Though often portrayed as black and white, history is actually more of an art than a science. Many aspects of history are open to interpretation, believe it or not. It’s not unusual for there to be simple variations of the same event; however, there are also often downright opposing accounts of certain moments in history. While this can seem frustrating or confusing at first, in fact, it makes history more dynamic and exciting to teach and learn!
Teachers at Oakley focus on why events happened and emphasize the myriad contrasting viewpoints available. Instead of using a textbook, Oakley students read a wide variety of primary and secondary sources, including:
- journals and letters
- magazine and newspaper articles (from the past and present)
- historical novels
- graphic novels and cartoons to add historical context
Rather than memorizing dates and names, we ask our students to examine different points of view and analyze how credible the “facts” really are.

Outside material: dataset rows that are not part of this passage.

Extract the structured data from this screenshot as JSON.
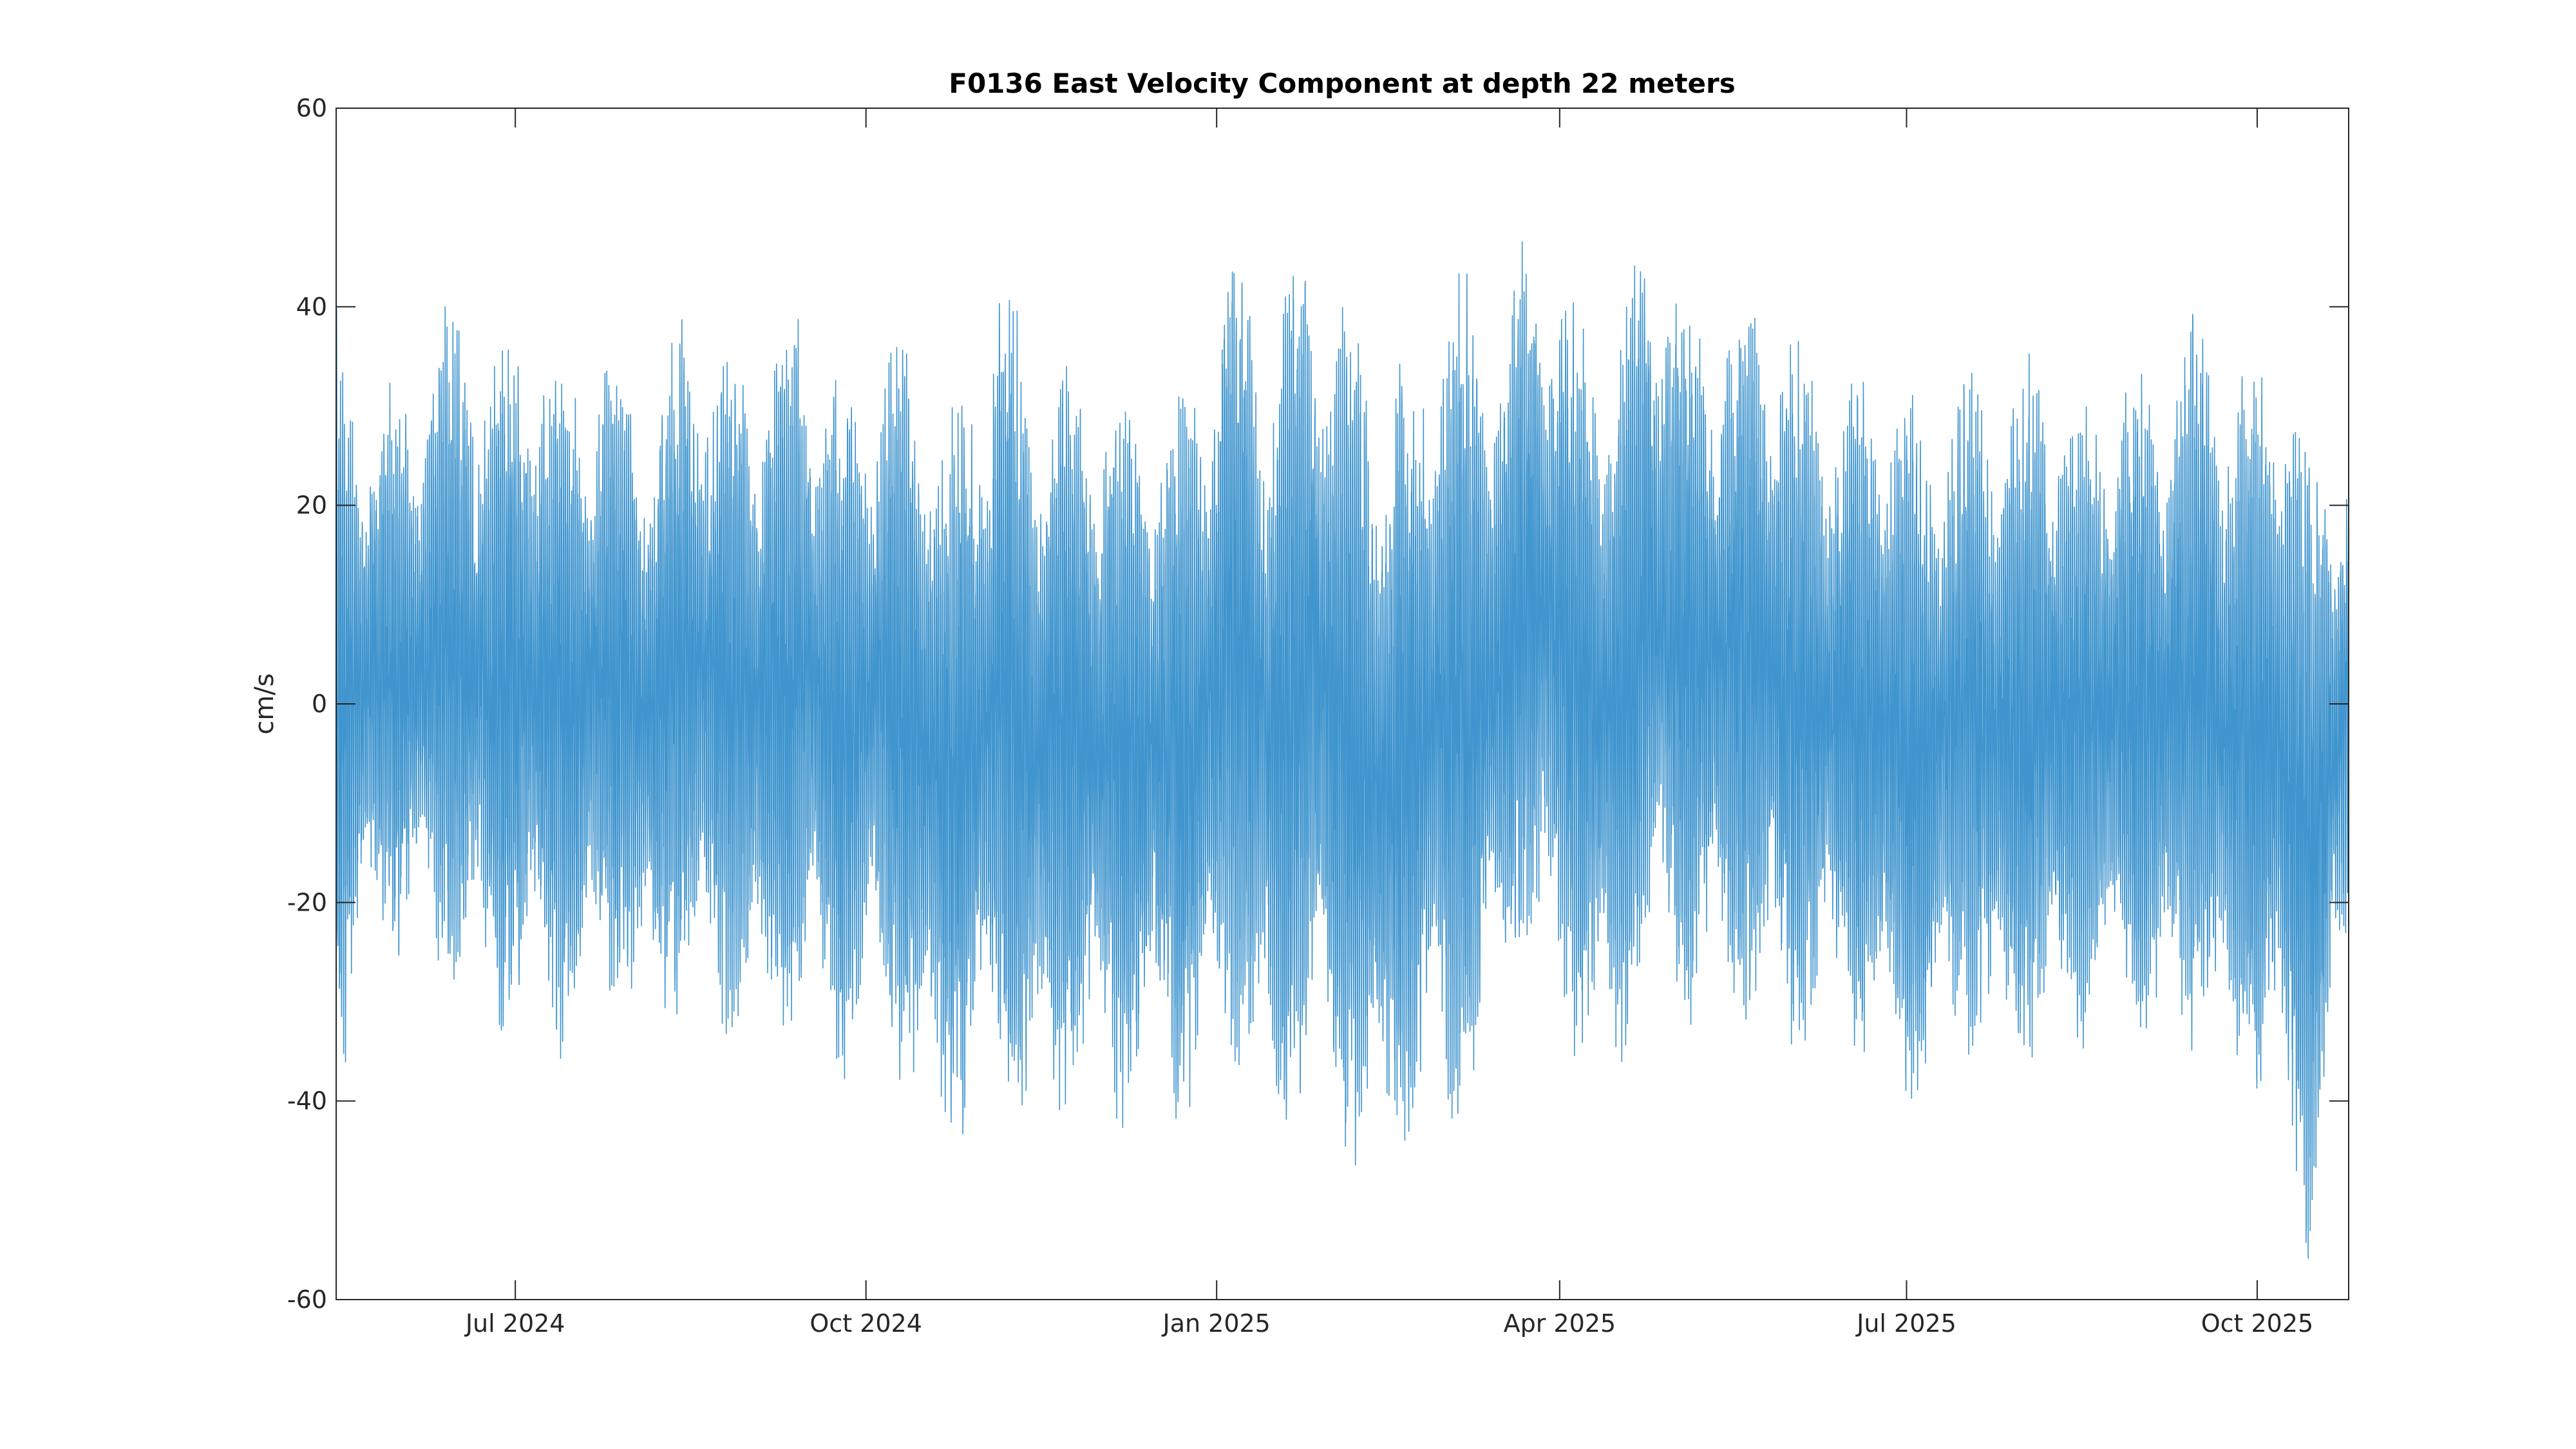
{
  "chart_data": {
    "type": "line",
    "title": "F0136 East Velocity Component at depth 22 meters",
    "xlabel": "",
    "ylabel": "cm/s",
    "x_axis_type": "date",
    "x_range": [
      "2024-05-15",
      "2025-10-25"
    ],
    "ylim": [
      -60,
      60
    ],
    "y_ticks": [
      -60,
      -40,
      -20,
      0,
      20,
      40,
      60
    ],
    "x_ticks": [
      {
        "date": "2024-07-01",
        "label": "Jul 2024"
      },
      {
        "date": "2024-10-01",
        "label": "Oct 2024"
      },
      {
        "date": "2025-01-01",
        "label": "Jan 2025"
      },
      {
        "date": "2025-04-01",
        "label": "Apr 2025"
      },
      {
        "date": "2025-07-01",
        "label": "Jul 2025"
      },
      {
        "date": "2025-10-01",
        "label": "Oct 2025"
      }
    ],
    "grid": false,
    "box": true,
    "series_color": "#0072BD",
    "sampling": "hourly, tidal oscillation",
    "series": [
      {
        "x": [
          "2024-05-15",
          "2024-05-25",
          "2024-06-05",
          "2024-06-15",
          "2024-06-25",
          "2024-07-05",
          "2024-07-15",
          "2024-07-25",
          "2024-08-05",
          "2024-08-15",
          "2024-08-25",
          "2024-09-05",
          "2024-09-15",
          "2024-09-25",
          "2024-10-05",
          "2024-10-15",
          "2024-10-25",
          "2024-11-05",
          "2024-11-15",
          "2024-11-25",
          "2024-12-05",
          "2024-12-15",
          "2024-12-25",
          "2025-01-05",
          "2025-01-15",
          "2025-01-25",
          "2025-02-05",
          "2025-02-15",
          "2025-02-25",
          "2025-03-05",
          "2025-03-15",
          "2025-03-25",
          "2025-04-05",
          "2025-04-15",
          "2025-04-25",
          "2025-05-05",
          "2025-05-15",
          "2025-05-25",
          "2025-06-05",
          "2025-06-15",
          "2025-06-25",
          "2025-07-05",
          "2025-07-15",
          "2025-07-25",
          "2025-08-05",
          "2025-08-15",
          "2025-08-25",
          "2025-09-05",
          "2025-09-15",
          "2025-09-25",
          "2025-10-05",
          "2025-10-15",
          "2025-10-25"
        ],
        "envelope_max": [
          40,
          32,
          35,
          43,
          38,
          40,
          36,
          38,
          33,
          42,
          36,
          38,
          44,
          33,
          37,
          38,
          32,
          45,
          38,
          36,
          35,
          32,
          34,
          50,
          40,
          51,
          42,
          36,
          39,
          48,
          40,
          51,
          43,
          39,
          51,
          44,
          42,
          44,
          37,
          34,
          37,
          32,
          36,
          33,
          39,
          31,
          35,
          37,
          42,
          35,
          39,
          30,
          27
        ],
        "envelope_min": [
          -43,
          -26,
          -29,
          -30,
          -36,
          -34,
          -37,
          -31,
          -35,
          -33,
          -34,
          -38,
          -36,
          -39,
          -33,
          -45,
          -47,
          -42,
          -47,
          -40,
          -45,
          -40,
          -44,
          -36,
          -48,
          -42,
          -50,
          -51,
          -42,
          -48,
          -36,
          -30,
          -36,
          -43,
          -30,
          -34,
          -33,
          -36,
          -38,
          -34,
          -42,
          -43,
          -36,
          -39,
          -40,
          -35,
          -34,
          -39,
          -36,
          -42,
          -43,
          -59,
          -26
        ]
      }
    ]
  }
}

Critical analysis of popular interpretations of history help them become mindful consumers of media. One example of a critical analysis question posed to Oakley students is this: Was the Civil Rights Movement successful? No matter the stance, students are evaluated based on how well they develop and present their argument. Rational, evidence-based perspectives, and debate make each Oakley history lesson more relevant engaging.
Here are some tips for families to encourage critical thought:
- Instead of asking about their grades, ask what they are excited or nervous about in school. This can facilitate a conversation about their child’s learning process, instead of simply aiming for an end result.
- Ask about their point of view on a historical event/figure, and make sure to also ask why they feel that way!
Classes and family conversations need to go beyond the traditional scope of learning about history. At Oakley, it is explored in a way that emphasizes contingency, embraces debate, and encourages students to actively participate in interpreting the past and connecting it with their present.